Student Profile: Katharina Beliveau, BID 2017

katharina beliveauKatharina Beliveau, a fourth-year student in the LSU School of Interior Design, is busy: busy preparing her capstone project before graduating in December; as a member of the Louisiana Army National Guard; as a sorority member of Delta Gamma; and, as an army qualified linguist, she works as a translator for the military and for individual companies on the side.

Katharina came to LSU from New Hampshire on a scholarship for band. During her first year, she played tuba for the Golden Band from Tiger Land and got to march in the St. Patrick’s Day parade in Dublin.

“I was one of only four girls in the 31-person tuba section,” she recalled.

For much of her childhood, Katharina lived abroad. Her father met her mother, a German native, while he was in the U.S. Army. Later, the family was stationed in Mannheim, Germany, for seven years. Katharina said her experience living outside of the United States helped her choose her major and, to this day, informs her design work.

Initially, Katharina thought she wanted to major in journalism, but within the first year of study, she realized it wasn’t the right fit.

“I was racking my brain trying to figure out what I should do instead when my roommate pointed out it was pretty obvious—I would spend my spare time looking at houses and saying how I would change them. So I looked up interior design at LSU and spoke with Instructor John Campbell. Then I looked back on my time in Germany, at how clean, concise, and efficient everything was, and I imagined being a part of that.”
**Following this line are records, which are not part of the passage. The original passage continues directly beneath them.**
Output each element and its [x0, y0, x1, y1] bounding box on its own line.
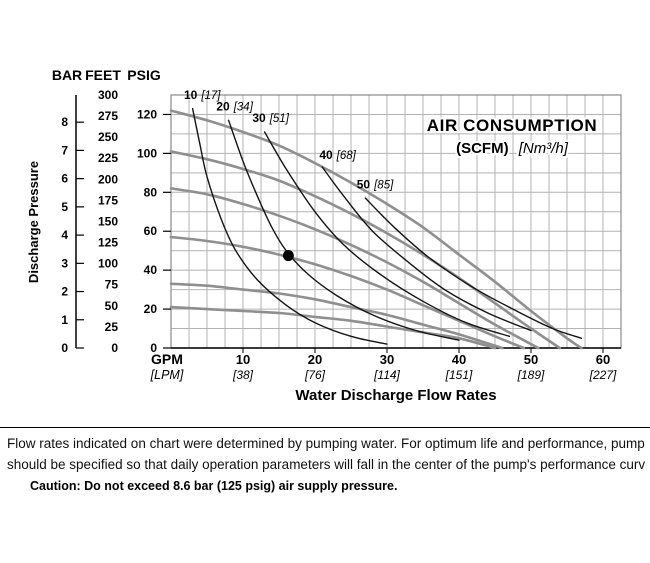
- lpm-tick-label: [151]: [445, 368, 473, 382]
- feet-tick-label: 200: [98, 172, 118, 186]
- feet-tick-label: 100: [98, 257, 118, 271]
- x-axis-title: Water Discharge Flow Rates: [295, 387, 496, 404]
- performance-curve: [169, 235, 526, 350]
- lpm-unit-label: [LPM]: [150, 368, 184, 382]
- gpm-tick-label: 40: [452, 352, 466, 367]
- air-curve-labels: 10 [17]20 [34]30 [51] 40 [68] 50 [85]: [184, 88, 394, 192]
- feet-tick-label: 225: [98, 151, 118, 165]
- gpm-tick-label: 10: [236, 352, 250, 367]
- lpm-tick-label: [189]: [517, 368, 545, 382]
- performance-chart: 8765432103002752502252001751501251007550…: [26, 67, 622, 404]
- bar-tick-label: 8: [61, 115, 68, 129]
- feet-tick-label: 0: [111, 341, 118, 355]
- chart-layers: 8765432103002752502252001751501251007550…: [61, 88, 622, 382]
- air-curve-label-nm3h: [51]: [269, 113, 290, 125]
- caution-text: Caution: Do not exceed 8.6 bar (125 psig…: [30, 479, 398, 493]
- feet-axis-header: FEET: [85, 67, 121, 83]
- psig-axis: 120 100 80 60 40 20 0: [137, 107, 171, 355]
- air-curve-label-nm3h: [68]: [336, 150, 357, 162]
- air-curve-label-scfm: 40: [319, 148, 333, 162]
- air-consumption-curve: [364, 197, 583, 339]
- air-consumption-curves: [191, 107, 583, 345]
- bar-tick-label: 1: [61, 313, 68, 327]
- lpm-tick-label: [38]: [232, 368, 254, 382]
- gpm-tick-label: 20: [308, 352, 322, 367]
- y-axis-title: Discharge Pressure: [26, 161, 41, 283]
- feet-tick-label: 175: [98, 193, 118, 207]
- performance-curve: [169, 282, 504, 350]
- air-curve-label-30: 30 [51]: [252, 111, 289, 125]
- lpm-tick-label: [76]: [304, 368, 326, 382]
- air-curve-label-scfm: 30: [252, 111, 266, 125]
- bar-axis-header: BAR: [52, 67, 82, 83]
- chart-subtitle: (SCFM) [Nm³/h]: [456, 140, 569, 157]
- bar-tick-label: 3: [61, 256, 68, 270]
- feet-tick-label: 50: [105, 299, 119, 313]
- lpm-tick-label: [227]: [589, 368, 617, 382]
- air-consumption-curve: [321, 166, 532, 332]
- psig-tick-label: 100: [137, 146, 157, 160]
- air-curve-label-scfm: 10: [184, 88, 198, 102]
- performance-curve: [169, 109, 583, 350]
- air-curve-label-10: 10 [17]: [184, 88, 221, 102]
- psig-tick-label: 60: [144, 224, 158, 238]
- psig-tick-label: 0: [150, 341, 157, 355]
- chart-title: AIR CONSUMPTION: [427, 116, 598, 135]
- performance-curve: [169, 305, 497, 350]
- air-curve-label-nm3h: [17]: [200, 90, 221, 102]
- bar-axis: 8 7 6 5 4 3 2 1 0: [61, 95, 84, 355]
- footnote-line-2: should be specified so that daily operat…: [7, 457, 646, 472]
- air-curve-label-nm3h: [34]: [233, 102, 254, 114]
- psig-axis-header: PSIG: [127, 67, 161, 83]
- feet-tick-label: 125: [98, 236, 118, 250]
- gpm-unit-label: GPM: [151, 351, 183, 367]
- air-curve-label-50: 50 [85]: [357, 177, 394, 191]
- air-curve-label-scfm: 20: [216, 100, 230, 114]
- subtitle-scfm: (SCFM): [456, 140, 509, 157]
- feet-tick-label: 250: [98, 130, 118, 144]
- air-consumption-curve: [263, 131, 511, 337]
- air-curve-label-40: 40 [68]: [319, 148, 356, 162]
- performance-curves: [169, 109, 583, 350]
- feet-tick-label: 300: [98, 88, 118, 102]
- psig-tick-label: 40: [144, 263, 158, 277]
- air-curve-label-nm3h: [85]: [373, 179, 394, 191]
- gpm-tick-label: 60: [596, 352, 610, 367]
- bar-tick-label: 5: [61, 200, 68, 214]
- bar-tick-label: 7: [61, 143, 68, 157]
- operating-point-dot: [282, 250, 294, 262]
- feet-tick-label: 150: [98, 214, 118, 228]
- air-curve-label-scfm: 50: [357, 177, 371, 191]
- lpm-tick-label: [114]: [373, 368, 400, 382]
- gpm-tick-label: 30: [380, 352, 394, 367]
- psig-tick-label: 120: [137, 107, 157, 121]
- psig-tick-label: 80: [144, 185, 158, 199]
- footer-divider: [0, 427, 650, 428]
- footnote-line-1: Flow rates indicated on chart were deter…: [7, 436, 645, 451]
- air-consumption-curve: [227, 119, 460, 341]
- bar-tick-label: 2: [61, 285, 68, 299]
- performance-curve: [169, 150, 562, 350]
- performance-curve: [169, 187, 540, 350]
- x-axis-ticks: 10[38] 20[76] 30[114] 40[151] 50[189] 60[227]: [232, 348, 617, 382]
- psig-tick-label: 20: [144, 302, 158, 316]
- feet-tick-label: 275: [98, 109, 118, 123]
- feet-tick-label: 75: [105, 278, 119, 292]
- air-consumption-curve: [191, 107, 388, 345]
- footnote: Flow rates indicated on chart were deter…: [7, 433, 650, 475]
- gpm-tick-label: 50: [524, 352, 538, 367]
- bar-tick-label: 6: [61, 172, 68, 186]
- feet-tick-label: 25: [105, 320, 119, 334]
- bar-tick-label: 0: [61, 341, 68, 355]
- bar-tick-label: 4: [61, 228, 68, 242]
- subtitle-nm3h: [Nm³/h]: [518, 140, 569, 157]
- air-curve-label-20: 20 [34]: [216, 100, 253, 114]
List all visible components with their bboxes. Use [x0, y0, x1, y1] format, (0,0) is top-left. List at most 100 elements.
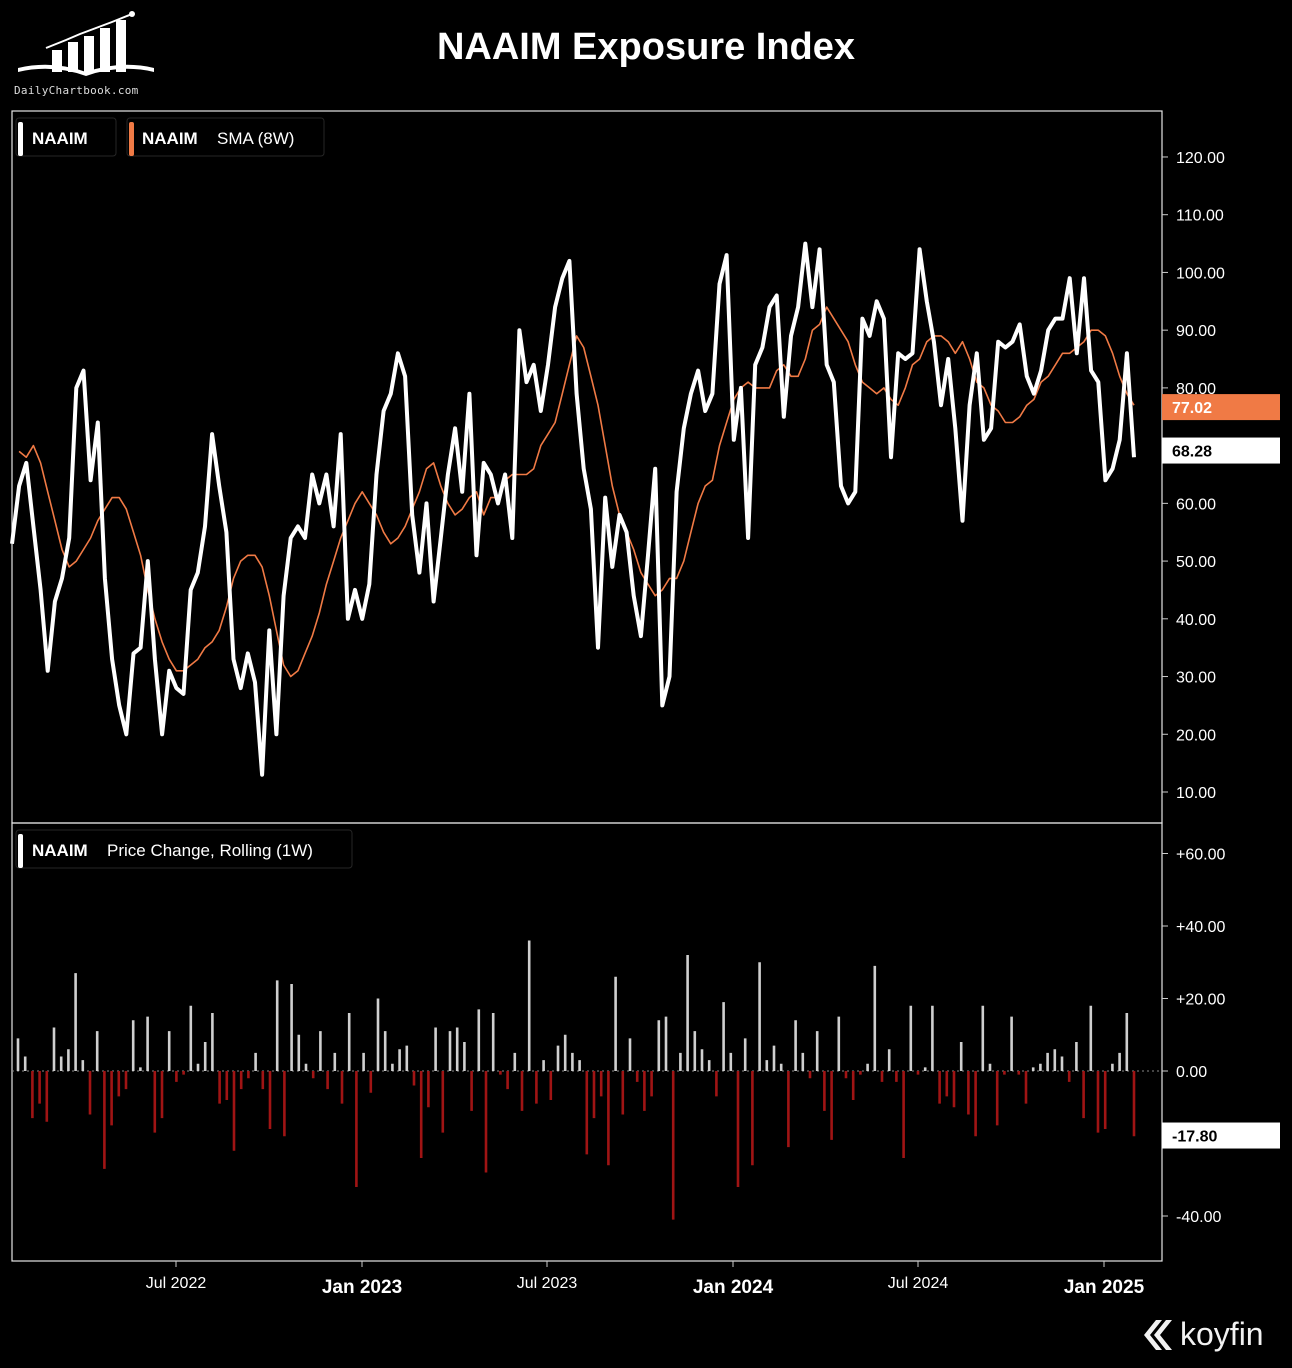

Katharina changed her major to interior design and never looked back—even though it meant she had to give up band due to scheduling conflicts with her design studios.

Now, in her final year of study at LSU, Katharina is working on her senior capstone project, a semester-long assignment that requires students to accumulate everything they’ve learned in the past four years. This year, students were encouraged to incorporate universal design principles in their final projects. Visiting scholar Edward Steinfeld, professor, architect, gerontologist, and the 2016–17 Nadine Carter Russell Chair in Interior Design, is an expert in this field and is working with students throughout the semester to increase their knowledge of inclusive design. Katharina’s volunteer work with Delta Gamma also played a role in helping her select a focus for her capstone project. Every week, Delta Gamma visits the Louisiana School for the Visually Impaired, participating in activities and forging relationships with the children there.

“You realize the limitations of the blind and how universal design and interior design can make their lives easier,” noted Katharina.

Her capstone project was also inspired by a documentary on boarding schools that she viewed on a German news station. “The documentary emphasized the interweaving of staff, teachers, and students—their family-like relationships and high amount of active time spent outdoors,” she recalled. “For my capstone project, I chose to apply that concept, also incorporating meditation and counseling, to the American foster care system.”

Katharina’s project proposes an alternative education solution for foster children; “think boarding school meets home schooling,” she explained. “Typically, foster children end up being forced to move every six to eight months, which takes an immense toll on their education; 75 percent of foster care children function below their current grade level and only two percent ever attain a bachelor’s degree. By creating a school that eliminates the stress of constantly being moved, interior design can create a better learning environment for those in foster care.”

Interior design seniors will present their final projects to a jury of professionals and peers at the end of the semester. Katharina said she remains interested in residential design and wants to move to Los Angeles after she completes her military training. When asked what drives her the most, Katharina said it’s the word no.

“Never take no for an answer; there’s always a way around it. I was told I couldn’t get a band scholarship playing tuba. I was told I wouldn’t be able to afford tuition at an out-of-state university. Every time someone says no, it’s like a challenge to me.”